Das Debüt ist geglückt
Aloha From Hell kommen aus Aschaffenburg, klingen aber gar nicht so. Aha... wie klingt man denn, wenn man aus Aschaffenburg kommt? Wissen wir nicht, aber auf jeden Fall nicht so. Vivi, Moo, Andi, Feli und Max präsentieren urban-coolen Rock mit einer gehörigen Priese Teenie-Attitüde. Das klingt eher wie aus einer Großstadt, nicht aber wie aus Unterfranken.
Insofern kann man sich über das Debüt-Album des Quintetts nicht wirklich beschweren. Okay, sie haben nichts neu erfunden, aber das was sie machen, klingt schon mal um Längen besser als das, was andere in dieser Richtung so verzapfen. "No More Days To Waste" heißt die CD und der Titel soll wohl Programm sein. Recht hurtig geht es überwiegend zu - wenig Zeit zu verschnaufen.

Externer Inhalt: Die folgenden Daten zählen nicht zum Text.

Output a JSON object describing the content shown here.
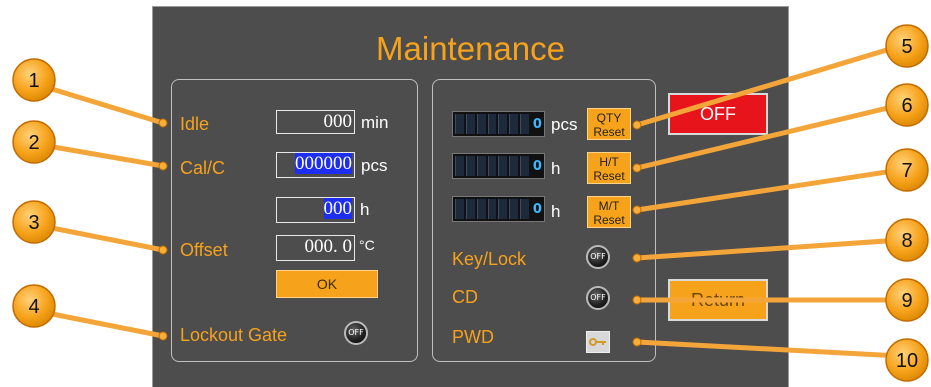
{
  "title": "Maintenance",
  "left": {
    "idle": {
      "label": "Idle",
      "value": "000",
      "unit": "min"
    },
    "calc": {
      "label": "Cal/C",
      "value": "000000",
      "unit": "pcs"
    },
    "hours": {
      "value": "000",
      "unit": "h"
    },
    "offset": {
      "label": "Offset",
      "value": "000. 0",
      "unit": "°C"
    },
    "ok_label": "OK",
    "lockout": {
      "label": "Lockout Gate",
      "toggle": "OFF"
    }
  },
  "right": {
    "counters": [
      {
        "digit": "0",
        "unit": "pcs",
        "reset_line1": "QTY",
        "reset_line2": "Reset"
      },
      {
        "digit": "0",
        "unit": "h",
        "reset_line1": "H/T",
        "reset_line2": "Reset"
      },
      {
        "digit": "0",
        "unit": "h",
        "reset_line1": "M/T",
        "reset_line2": "Reset"
      }
    ],
    "keylock": {
      "label": "Key/Lock",
      "toggle": "OFF"
    },
    "cd": {
      "label": "CD",
      "toggle": "OFF"
    },
    "pwd": {
      "label": "PWD",
      "icon": "key-icon"
    }
  },
  "off_label": "OFF",
  "return_label": "Return",
  "callouts": [
    "1",
    "2",
    "3",
    "4",
    "5",
    "6",
    "7",
    "8",
    "9",
    "10"
  ],
  "colors": {
    "accent": "#f7a21b",
    "panel": "#4d4d4d",
    "off": "#e8141c",
    "highlight": "#1d2ef0"
  }
}
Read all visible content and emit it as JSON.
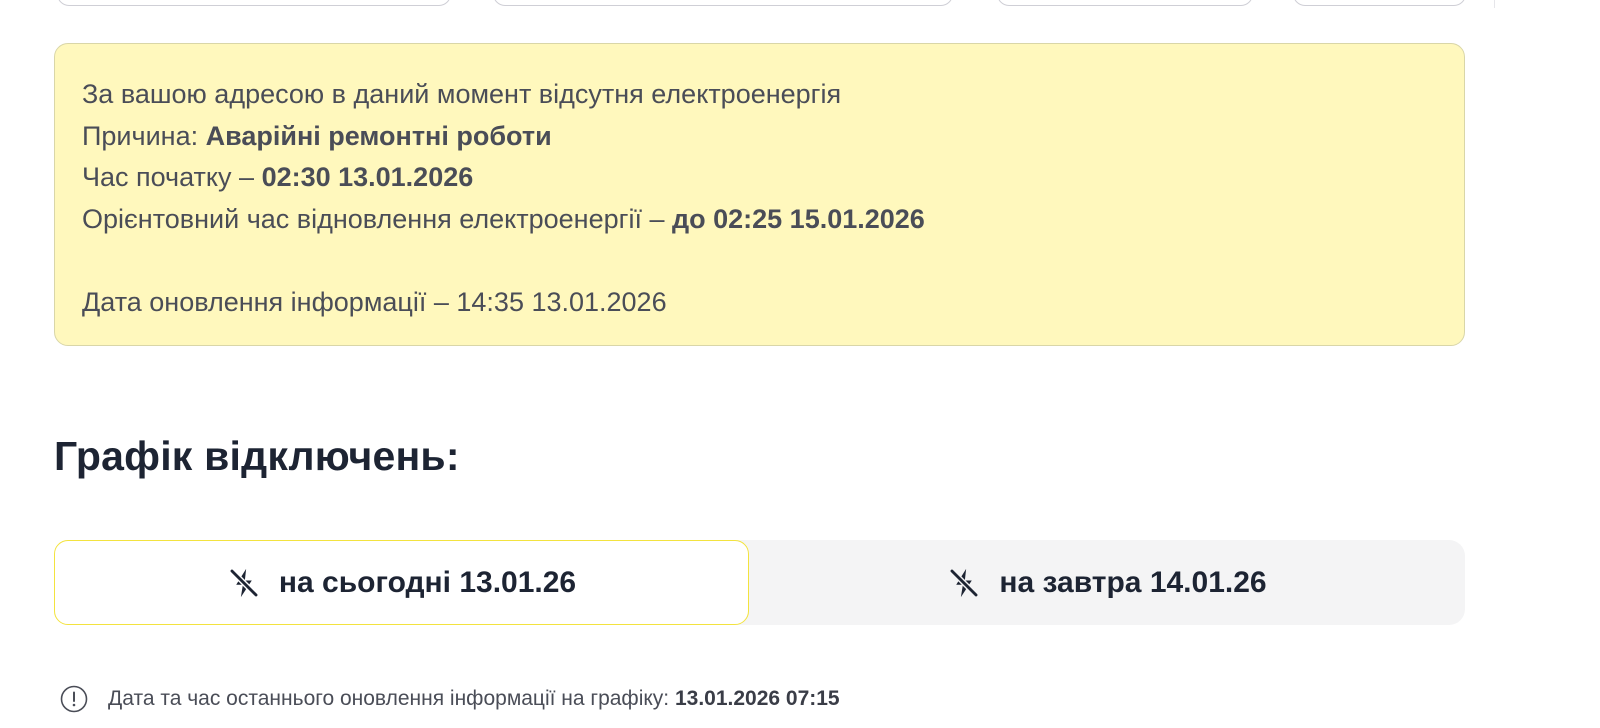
{
  "notice": {
    "line1": "За вашою адресою в даний момент відсутня електроенергія",
    "reason_label": "Причина: ",
    "reason_value": "Аварійні ремонтні роботи",
    "start_label": "Час початку – ",
    "start_value": "02:30 13.01.2026",
    "restore_label": "Орієнтовний час відновлення електроенергії – ",
    "restore_value": "до 02:25 15.01.2026",
    "updated_label": "Дата оновлення інформації – 14:35 13.01.2026"
  },
  "schedule": {
    "title": "Графік відключень:",
    "tabs": [
      {
        "label": "на сьогодні 13.01.26",
        "icon": "power-off-icon",
        "active": true
      },
      {
        "label": "на завтра 14.01.26",
        "icon": "power-off-icon",
        "active": false
      }
    ]
  },
  "footer": {
    "label": "Дата та час останнього оновлення інформації на графіку: ",
    "value": "13.01.2026 07:15",
    "icon": "info-icon"
  },
  "colors": {
    "notice_bg": "#fff8bd",
    "active_tab_border": "#f3e33f",
    "tabs_bg": "#f4f4f5",
    "title": "#1d2433"
  }
}
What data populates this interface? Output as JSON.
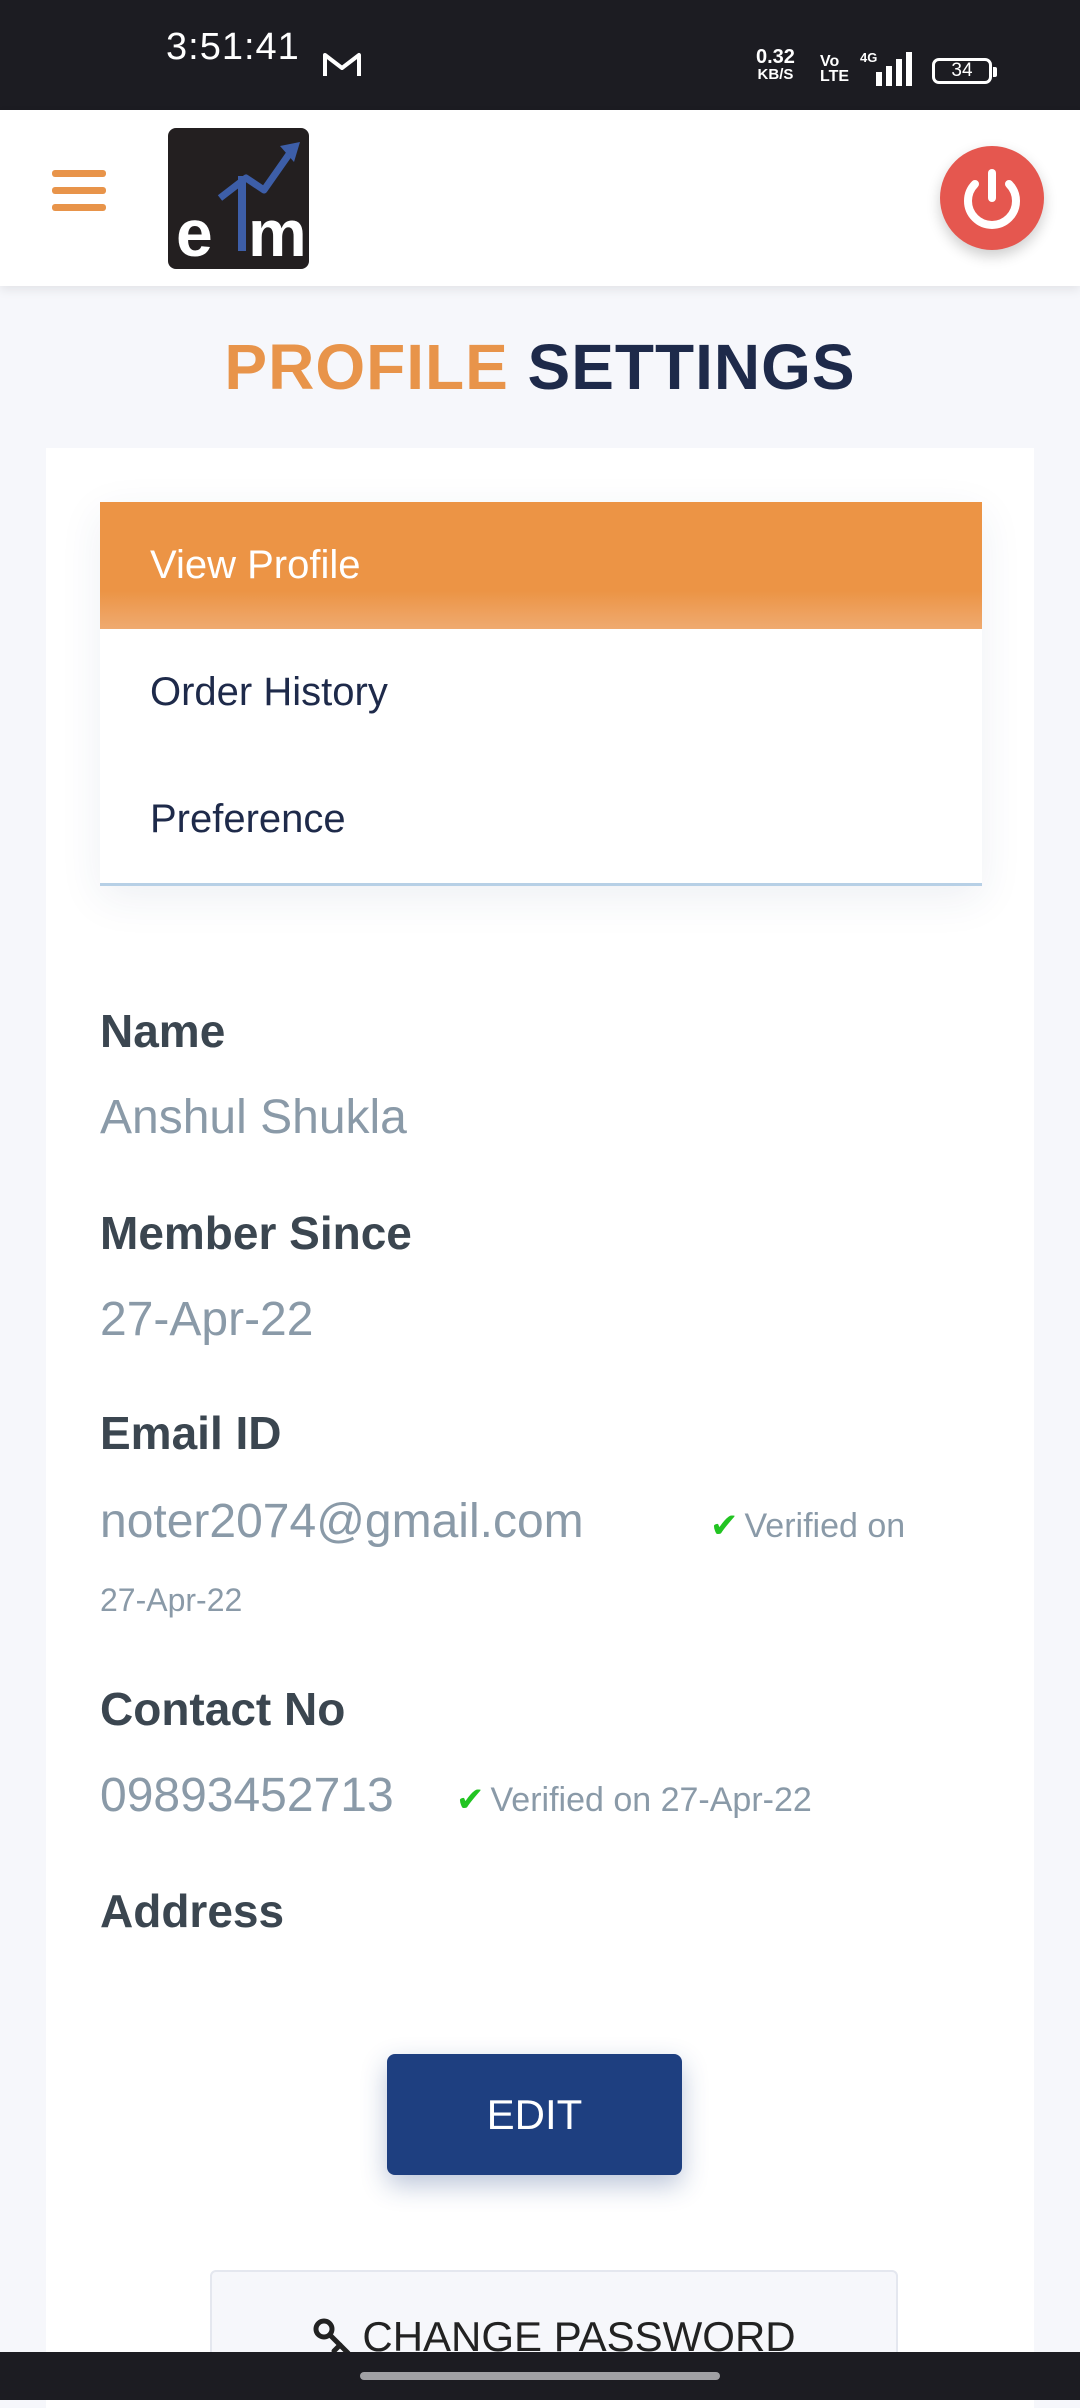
{
  "status_bar": {
    "time": "3:51:41",
    "net_speed": "0.32",
    "net_unit": "KB/S",
    "volte_top": "Vo",
    "volte_bottom": "LTE",
    "network": "4G",
    "battery": "34"
  },
  "header": {
    "logo_text": "elm",
    "menu_icon": "hamburger-icon",
    "power_icon": "power-icon"
  },
  "page_title": {
    "part1": "PROFILE",
    "part2": "SETTINGS"
  },
  "tabs": [
    {
      "label": "View Profile",
      "active": true
    },
    {
      "label": "Order History",
      "active": false
    },
    {
      "label": "Preference",
      "active": false
    }
  ],
  "profile": {
    "name_label": "Name",
    "name_value": "Anshul Shukla",
    "member_label": "Member Since",
    "member_value": "27-Apr-22",
    "email_label": "Email ID",
    "email_value": "noter2074@gmail.com",
    "email_verified": "Verified on",
    "email_verified_date": "27-Apr-22",
    "contact_label": "Contact No",
    "contact_value": "09893452713",
    "contact_verified": "Verified on 27-Apr-22",
    "address_label": "Address"
  },
  "buttons": {
    "edit": "EDIT",
    "change_password": "CHANGE PASSWORD"
  },
  "colors": {
    "accent_orange": "#ec9445",
    "navy": "#1e3f80",
    "power_red": "#e5574f",
    "verified_green": "#22c422"
  }
}
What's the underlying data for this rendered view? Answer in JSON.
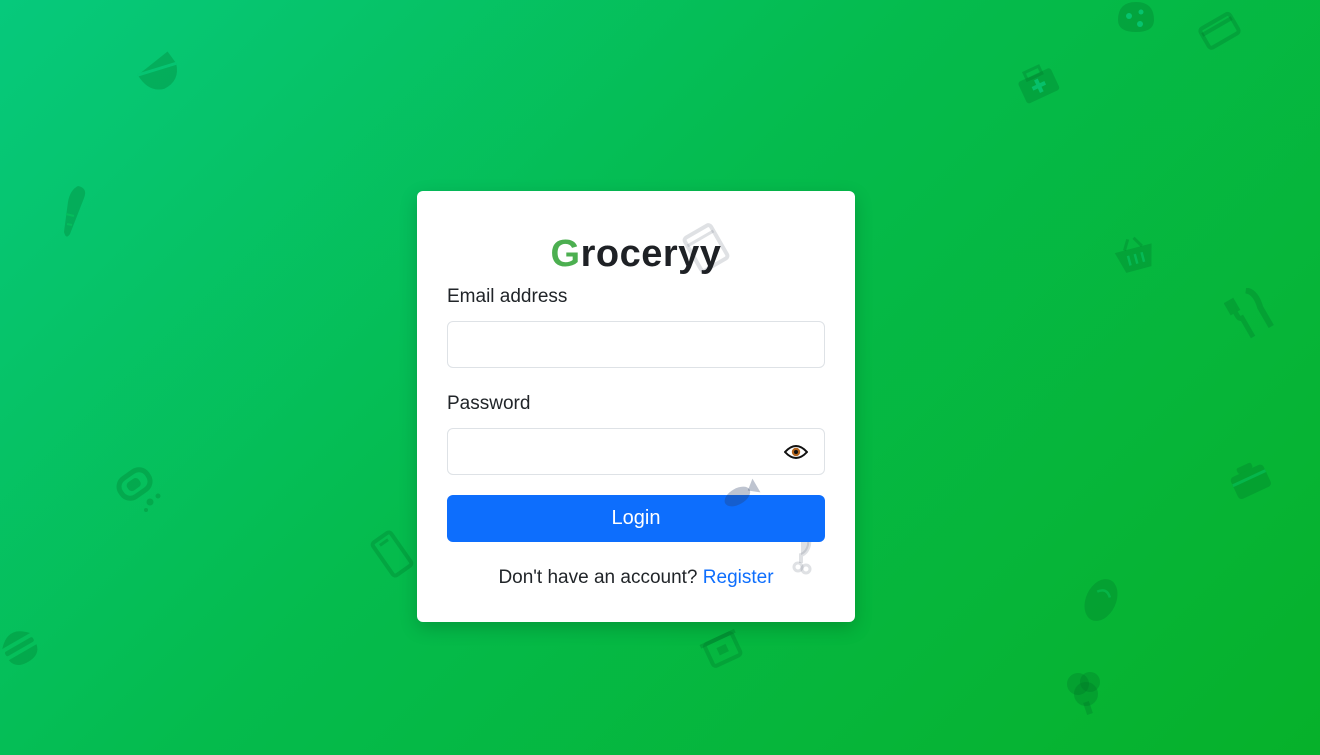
{
  "brand": {
    "first_letter": "G",
    "rest": "roceryy",
    "accent_color": "#4caf50"
  },
  "form": {
    "email_label": "Email address",
    "email_value": "",
    "password_label": "Password",
    "password_value": "",
    "password_toggle_icon": "eye-icon",
    "login_label": "Login",
    "footer_prompt": "Don't have an account?",
    "register_link": "Register"
  },
  "colors": {
    "primary_button": "#0d6efd",
    "link": "#0d6efd",
    "background_start": "#06c97c",
    "background_end": "#06b12a"
  },
  "background_icons": [
    "cheese-icon",
    "wallet-icon",
    "first-aid-kit-icon",
    "cheese-wedge-icon",
    "carrot-icon",
    "shopping-basket-icon",
    "cutlery-icon",
    "soap-icon",
    "lunchbox-icon",
    "phone-icon",
    "burger-icon",
    "pot-icon",
    "lemon-icon",
    "broccoli-icon",
    "tablet-icon",
    "bottle-icon",
    "fish-icon",
    "chicken-leg-icon"
  ]
}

Fazit: Aloha From Hell liefern ein solides erstes Album ab. Das steckt durchaus jede Menge Potenzial dahinter. Bleibt nur zu hoffen, dass der in Kürze möglicherweise verstärkt einsetzende Erfolg nicht die Kreativität korrumpiert. In dem Fall wird "No More Days To Waste" wohl die letzte gute CD von dieser Band gewesen sein.
1. No more days to waste
2. Can you hear me boys
3. Don' t gimme that (Video Version)
4. Fear of tommorow (Album Version)
5. Walk away (Album Version)
6. Don' t hurt yourself
7. Wake me up
8. Hello, hello
9. How come you are the One
10. Girls just wanna have fun
11. You
12. Catch me if you can
13. Don' t gimme that (Alternative Rock Version/Album)
14. So what' s going on
15. I' ll smash your mind
16. My love you are (Unplugged)
17. Can you hear me boys (Unplugged)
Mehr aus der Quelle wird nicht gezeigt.